I will be using Facebook and Twitter to expose dishonest lightweight Senator Marco Rubio. A record no-show in Senate, he is scamming Florida
— Donald J. Trump (@realDonaldTrump) March 7, 2016
Sen. Marco Rubio (R-FL), Gov. John Kasich (R-OH) and former presidential candidates Jeb Bush and Dr. Ben Carson have campaigned actively in Silicon Valley.
The Chronicle notes that some techies have taken issue with Trump’s proposed idea of “closing areas” of the Internet to combat terrorism.

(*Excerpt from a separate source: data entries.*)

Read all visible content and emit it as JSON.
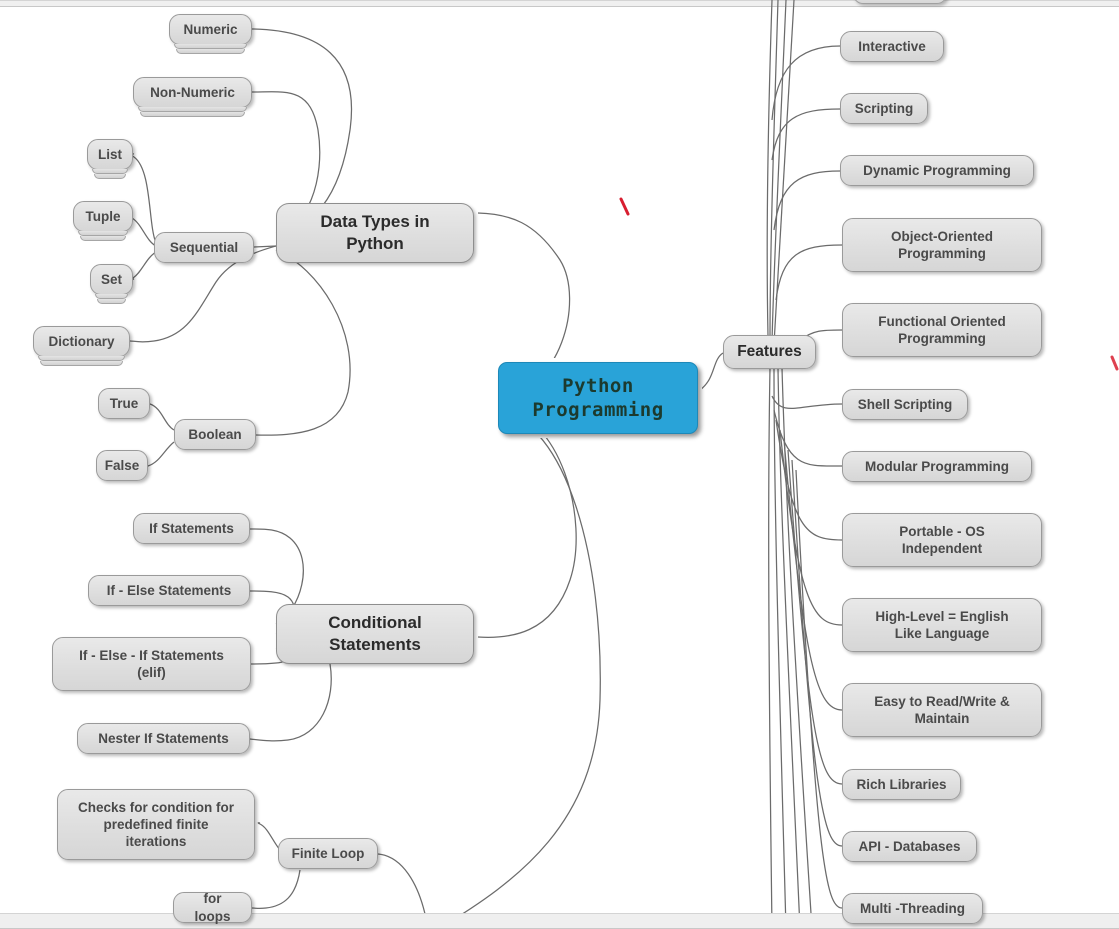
{
  "app": {
    "type": "mind-map",
    "root_color": "#29a3d8",
    "node_color": "#dedede",
    "edge_color": "#6b6b6b",
    "annotation_color": "#d81e30"
  },
  "root": {
    "label": "Python\nProgramming"
  },
  "branches": {
    "data_types": {
      "label": "Data Types in\nPython",
      "children": [
        {
          "label": "Numeric",
          "collapsed": true
        },
        {
          "label": "Non-Numeric",
          "collapsed": true
        },
        {
          "label": "Sequential",
          "collapsed": false
        },
        {
          "label": "Dictionary",
          "collapsed": true
        },
        {
          "label": "Boolean",
          "collapsed": false
        }
      ],
      "sequential_children": [
        {
          "label": "List",
          "collapsed": true
        },
        {
          "label": "Tuple",
          "collapsed": true
        },
        {
          "label": "Set",
          "collapsed": true
        }
      ],
      "boolean_children": [
        {
          "label": "True",
          "collapsed": false
        },
        {
          "label": "False",
          "collapsed": false
        }
      ]
    },
    "conditional": {
      "label": "Conditional\nStatements",
      "children": [
        {
          "label": "If Statements"
        },
        {
          "label": "If - Else Statements"
        },
        {
          "label": "If - Else - If Statements\n(elif)"
        },
        {
          "label": "Nester If Statements"
        }
      ]
    },
    "loops": {
      "finite_loop": {
        "label": "Finite Loop"
      },
      "finite_children": [
        {
          "label": "Checks for condition for\npredefined finite\niterations"
        },
        {
          "label": "for loops"
        }
      ]
    },
    "features": {
      "label": "Features",
      "children": [
        {
          "label": "Interactive"
        },
        {
          "label": "Scripting"
        },
        {
          "label": "Dynamic Programming"
        },
        {
          "label": "Object-Oriented\nProgramming"
        },
        {
          "label": "Functional Oriented\nProgramming"
        },
        {
          "label": "Shell Scripting"
        },
        {
          "label": "Modular Programming"
        },
        {
          "label": "Portable - OS\nIndependent"
        },
        {
          "label": "High-Level = English\nLike Language"
        },
        {
          "label": "Easy to Read/Write &\nMaintain"
        },
        {
          "label": "Rich Libraries"
        },
        {
          "label": "API - Databases"
        },
        {
          "label": "Multi -Threading"
        }
      ]
    }
  }
}
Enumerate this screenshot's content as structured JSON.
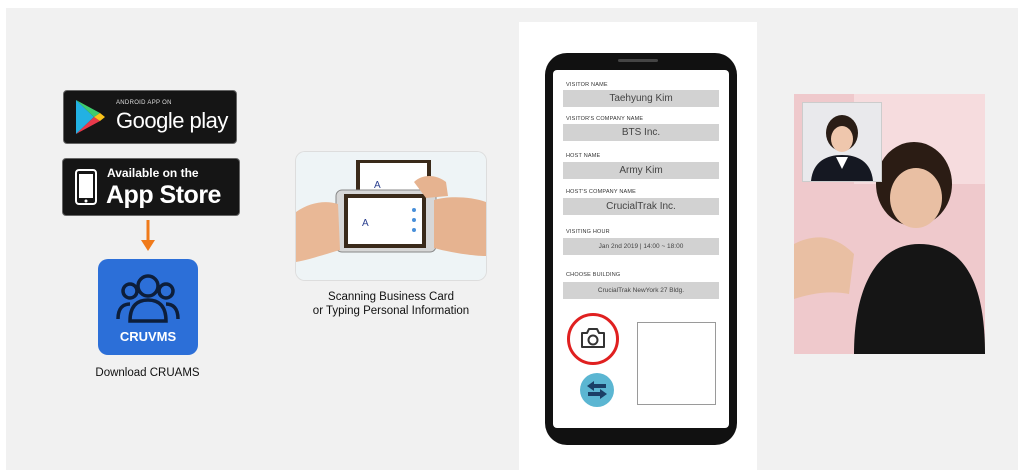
{
  "store_badges": {
    "google_play": {
      "small_text": "ANDROID APP ON",
      "big_text": "Google play",
      "icon": "google-play-icon"
    },
    "app_store": {
      "small_text": "Available on the",
      "big_text": "App Store",
      "icon": "iphone-icon"
    }
  },
  "app": {
    "name": "CRUVMS",
    "caption": "Download CRUAMS",
    "icon": "users-icon",
    "color": "#2c6fd8"
  },
  "arrow_color": "#f07a1a",
  "scan": {
    "caption_line1": "Scanning Business Card",
    "caption_line2": "or Typing Personal Information"
  },
  "form": {
    "fields": [
      {
        "label": "VISITOR NAME",
        "value": "Taehyung Kim"
      },
      {
        "label": "VISITOR'S COMPANY NAME",
        "value": "BTS Inc."
      },
      {
        "label": "HOST NAME",
        "value": "Army Kim"
      },
      {
        "label": "HOST'S COMPANY NAME",
        "value": "CrucialTrak Inc."
      },
      {
        "label": "VISITING HOUR",
        "value": "Jan 2nd 2019 | 14:00 ~ 18:00"
      },
      {
        "label": "CHOOSE BUILDING",
        "value": "CrucialTrak NewYork 27 Bldg."
      }
    ],
    "camera_icon": "camera-icon",
    "swap_icon": "swap-arrows-icon",
    "highlight_color": "#e02020"
  }
}
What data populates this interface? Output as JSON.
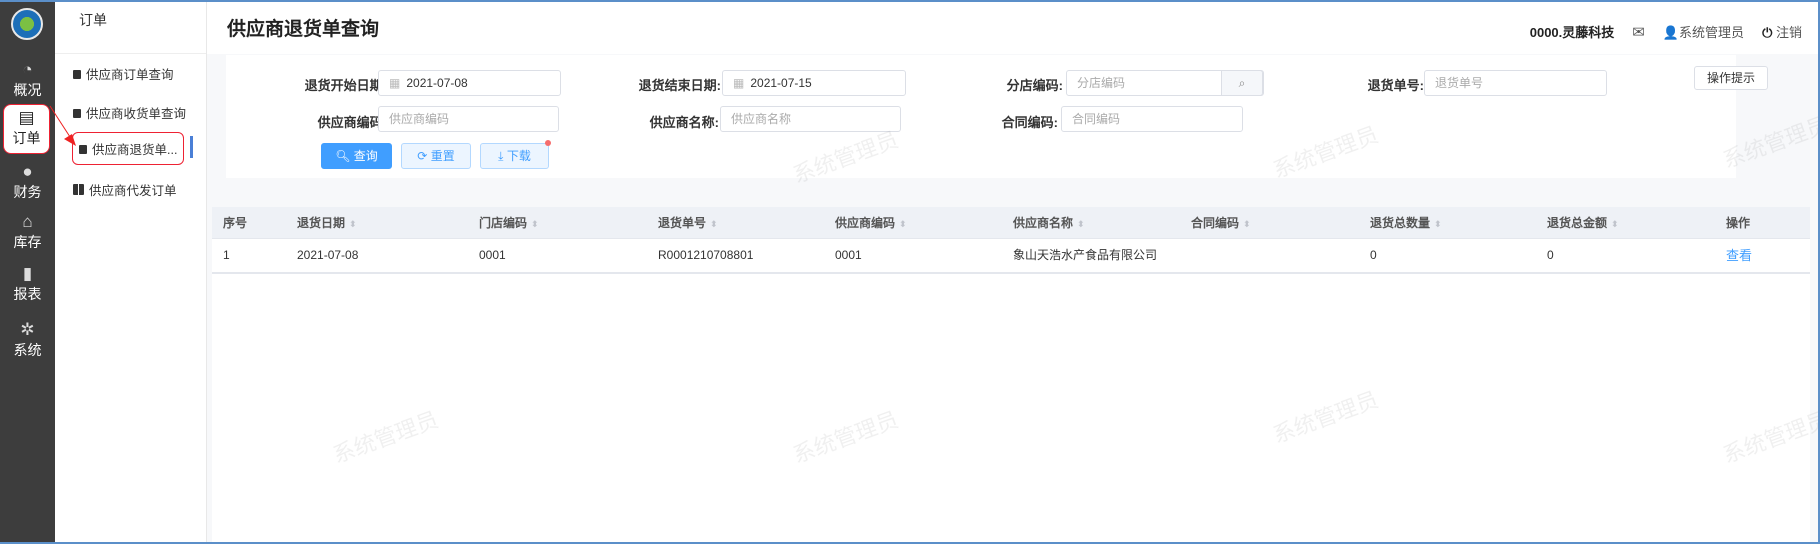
{
  "sidebar": {
    "items": [
      {
        "label": "概况",
        "icon": "dashboard-icon"
      },
      {
        "label": "订单",
        "icon": "clipboard-icon"
      },
      {
        "label": "财务",
        "icon": "finance-icon"
      },
      {
        "label": "库存",
        "icon": "warehouse-icon"
      },
      {
        "label": "报表",
        "icon": "bar-chart-icon"
      },
      {
        "label": "系统",
        "icon": "gear-icon"
      }
    ]
  },
  "submenu": {
    "title": "订单",
    "items": [
      "供应商订单查询",
      "供应商收货单查询",
      "供应商退货单...",
      "供应商代发订单"
    ]
  },
  "header": {
    "title": "供应商退货单查询",
    "company": "0000.灵藤科技",
    "user": "系统管理员",
    "logout": "注销"
  },
  "filters": {
    "start_date_label": "退货开始日期:",
    "start_date": "2021-07-08",
    "end_date_label": "退货结束日期:",
    "end_date": "2021-07-15",
    "store_label": "分店编码:",
    "store_placeholder": "分店编码",
    "return_no_label": "退货单号:",
    "return_no_placeholder": "退货单号",
    "supplier_code_label": "供应商编码:",
    "supplier_code_placeholder": "供应商编码",
    "supplier_name_label": "供应商名称:",
    "supplier_name_placeholder": "供应商名称",
    "contract_label": "合同编码:",
    "contract_placeholder": "合同编码",
    "query": "查询",
    "reset": "重置",
    "download": "下载",
    "tips": "操作提示"
  },
  "table": {
    "headers": [
      "序号",
      "退货日期",
      "门店编码",
      "退货单号",
      "供应商编码",
      "供应商名称",
      "合同编码",
      "退货总数量",
      "退货总金额",
      "操作"
    ],
    "rows": [
      [
        "1",
        "2021-07-08",
        "0001",
        "R0001210708801",
        "0001",
        "象山天浩水产食品有限公司",
        "",
        "0",
        "0",
        "查看"
      ]
    ]
  },
  "watermark": "系统管理员",
  "colors": {
    "accent": "#409eff",
    "sidebar": "#3d3d3d",
    "highlight": "#e22233"
  }
}
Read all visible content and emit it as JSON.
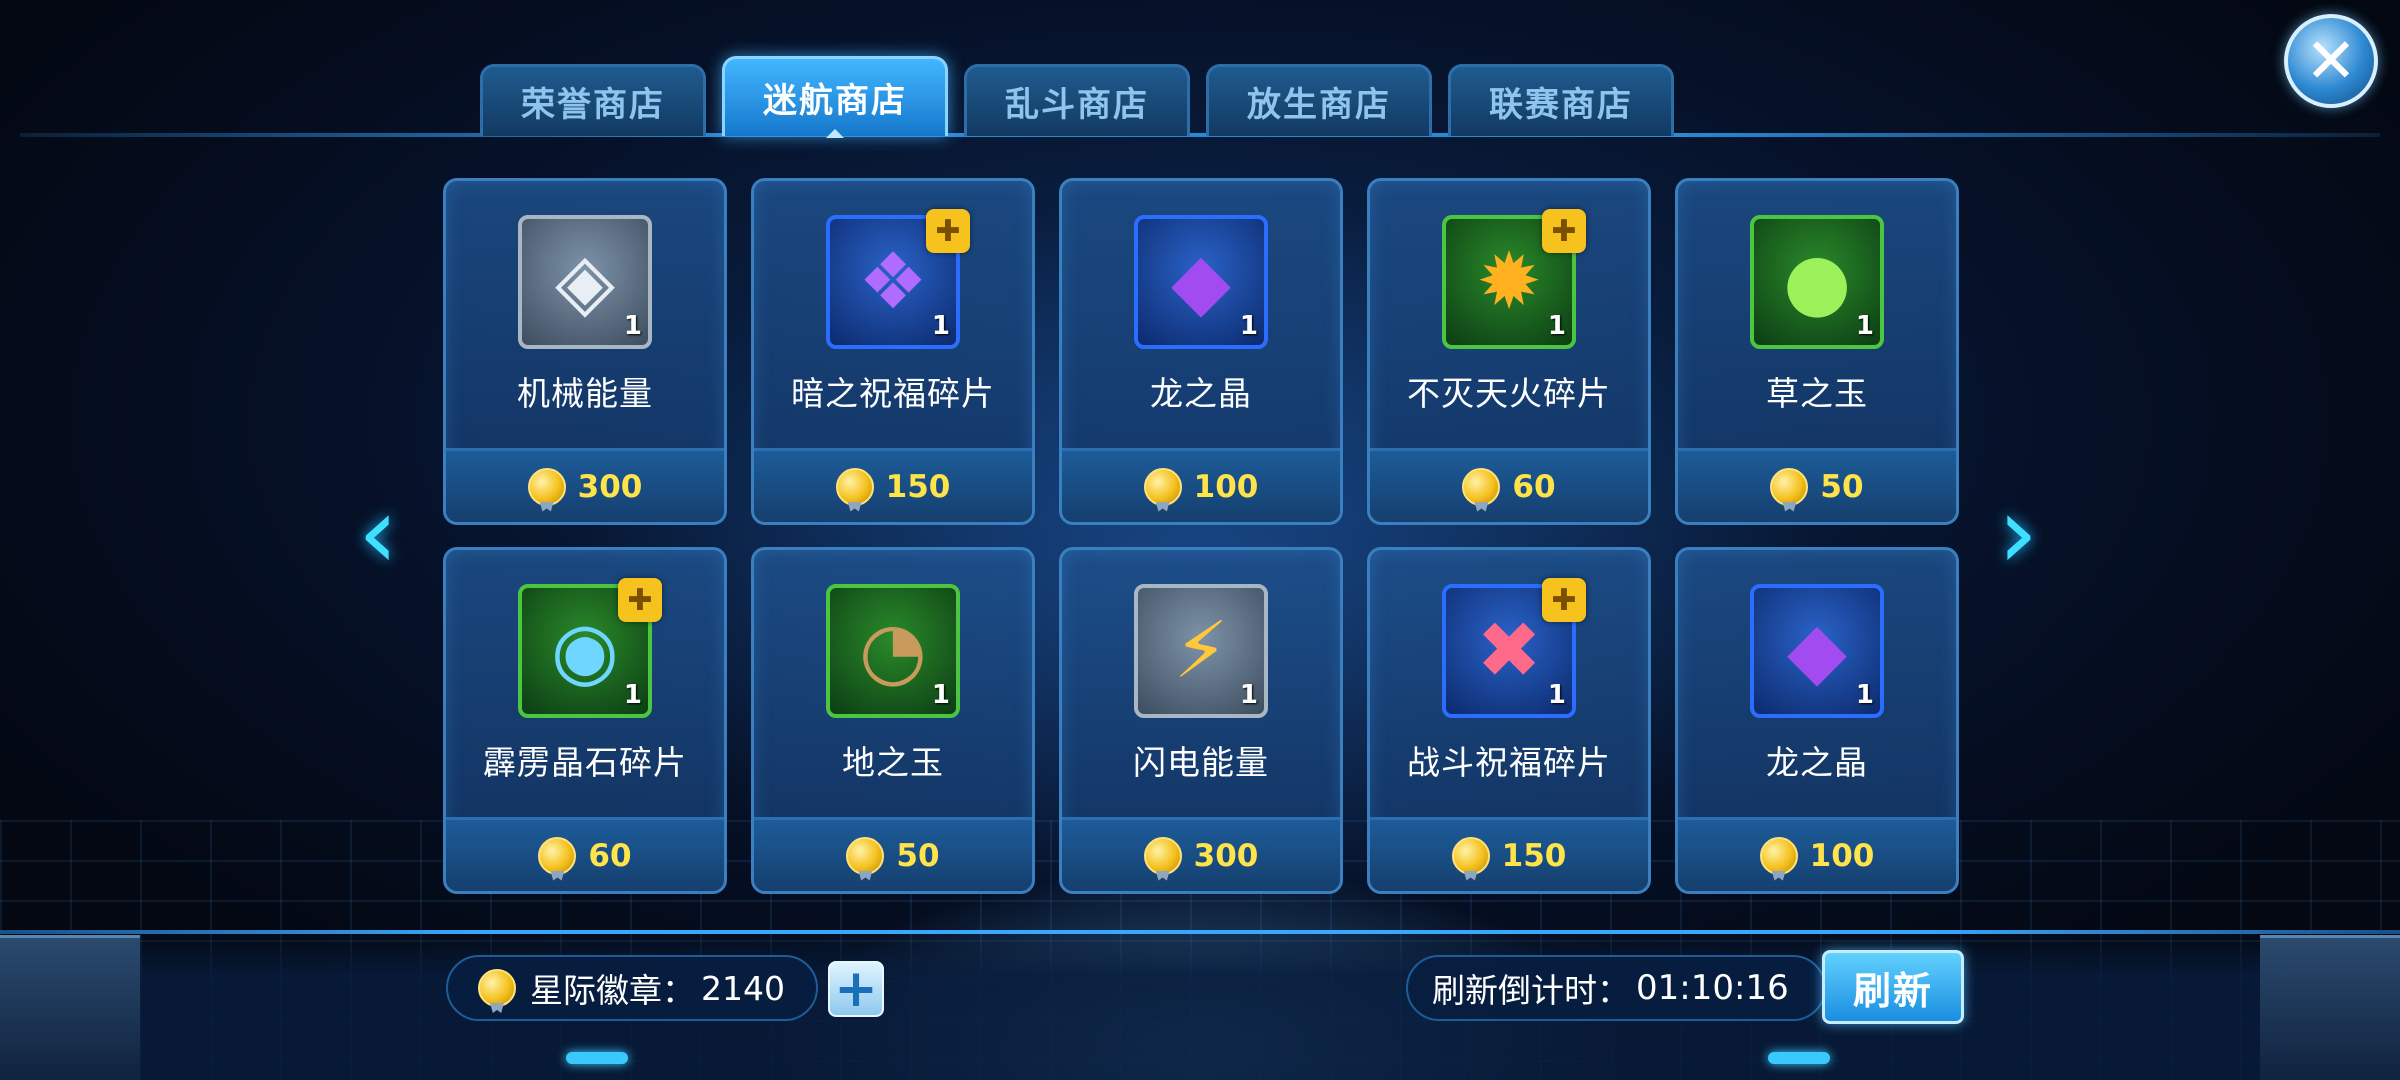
{
  "tabs": [
    {
      "label": "荣誉商店",
      "active": false
    },
    {
      "label": "迷航商店",
      "active": true
    },
    {
      "label": "乱斗商店",
      "active": false
    },
    {
      "label": "放生商店",
      "active": false
    },
    {
      "label": "联赛商店",
      "active": false
    }
  ],
  "close_icon": "close-icon",
  "items": [
    {
      "name": "机械能量",
      "price": "300",
      "qty": "1",
      "rarity": "gray",
      "icon": "mech-energy-icon"
    },
    {
      "name": "暗之祝福碎片",
      "price": "150",
      "qty": "1",
      "rarity": "blue",
      "icon": "dark-blessing-shard-icon",
      "shard": true
    },
    {
      "name": "龙之晶",
      "price": "100",
      "qty": "1",
      "rarity": "blue",
      "icon": "dragon-crystal-icon"
    },
    {
      "name": "不灭天火碎片",
      "price": "60",
      "qty": "1",
      "rarity": "green",
      "icon": "eternal-fire-shard-icon",
      "shard": true
    },
    {
      "name": "草之玉",
      "price": "50",
      "qty": "1",
      "rarity": "green",
      "icon": "grass-jade-icon"
    },
    {
      "name": "霹雳晶石碎片",
      "price": "60",
      "qty": "1",
      "rarity": "green",
      "icon": "thunder-crystal-shard-icon",
      "shard": true
    },
    {
      "name": "地之玉",
      "price": "50",
      "qty": "1",
      "rarity": "green",
      "icon": "earth-jade-icon"
    },
    {
      "name": "闪电能量",
      "price": "300",
      "qty": "1",
      "rarity": "gray",
      "icon": "lightning-energy-icon"
    },
    {
      "name": "战斗祝福碎片",
      "price": "150",
      "qty": "1",
      "rarity": "blue",
      "icon": "battle-blessing-shard-icon",
      "shard": true
    },
    {
      "name": "龙之晶",
      "price": "100",
      "qty": "1",
      "rarity": "blue",
      "icon": "dragon-crystal-icon"
    }
  ],
  "currency": {
    "label": "星际徽章：",
    "value": "2140"
  },
  "timer": {
    "label": "刷新倒计时：",
    "value": "01:10:16"
  },
  "refresh_label": "刷新",
  "colors": {
    "accent": "#3ee0ff",
    "price": "#ffe34a",
    "active_tab": "#43b6ff"
  }
}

However, Trump seemed to clarify those remarks at the GOP debate in Las Vegas in December when he said that “as far as the Internet is concerned. I’m not talking about closing the Internet. I’m talking about parts of Syria, parts of Iraq, where ISIS is, spotting it. Now, you could close it. what I like even better than that, is getting our smartest and getting our best, to infiltrate their Internet, so, that we know exactly where they’re going, exactly where they’re going to be. I like that better.”
Trumps opposition to the Trans-Pacific Partnership (TPP) trade deal has also struck a raw nerve with many Silicon Valley tech elites, the Chronicle notes.
According to the California-China Office of Trade and Investment, the Golden State is America’s number one state importer from China. In 2012, California imported $128.8 billion in merchandise goods from China, which is equivalent to 30 percent of all U.S. imports from China. That same years, the U.S. imported $431.2 billion in merchandise goods from China.
Furthermore, Trump’s intention to end the H-1B visa program, on which many tech companies rely as an inexpensive alternative to paying American workers higher wages, has rubbed some in Silicon Valley the wrong way.
Trump has said that he still supports making legal immigration easier for skilled people.
I want talented people to come into this country—to work hard and to become citizens. Silicon Valley needs engineers, etc.
— Donald J. Trump (@realDonaldTrump) August 18, 2015
The San Francisco Republican Party Chairwoman, Christine Hughes, told the Chronicle that Trump’s decision making is “scary.” She has in the past reportedly hosted fundraisers for Rubio, Kasich and Carson. Unlike Trump, Rubio has long been hailed as the “tech exec savior,” particularly over his support for the H-1B visa program and his more liberal immigration stance.
The quiet pro-Trump constituency in Silicon Valley is reluctant to come forward for fear of being attacked by their liberal counterparts. But Trump’s managerial style, which critics deride as erratic and authoritarian, is actually an approach favored by many in the high-tech world.
Trump has “disrupted” the political world, much as Silicon Valley entrepreneurs aim to disrupt traditional ways of business.
That has many in Silicon Valley quietly cheering for The Donald.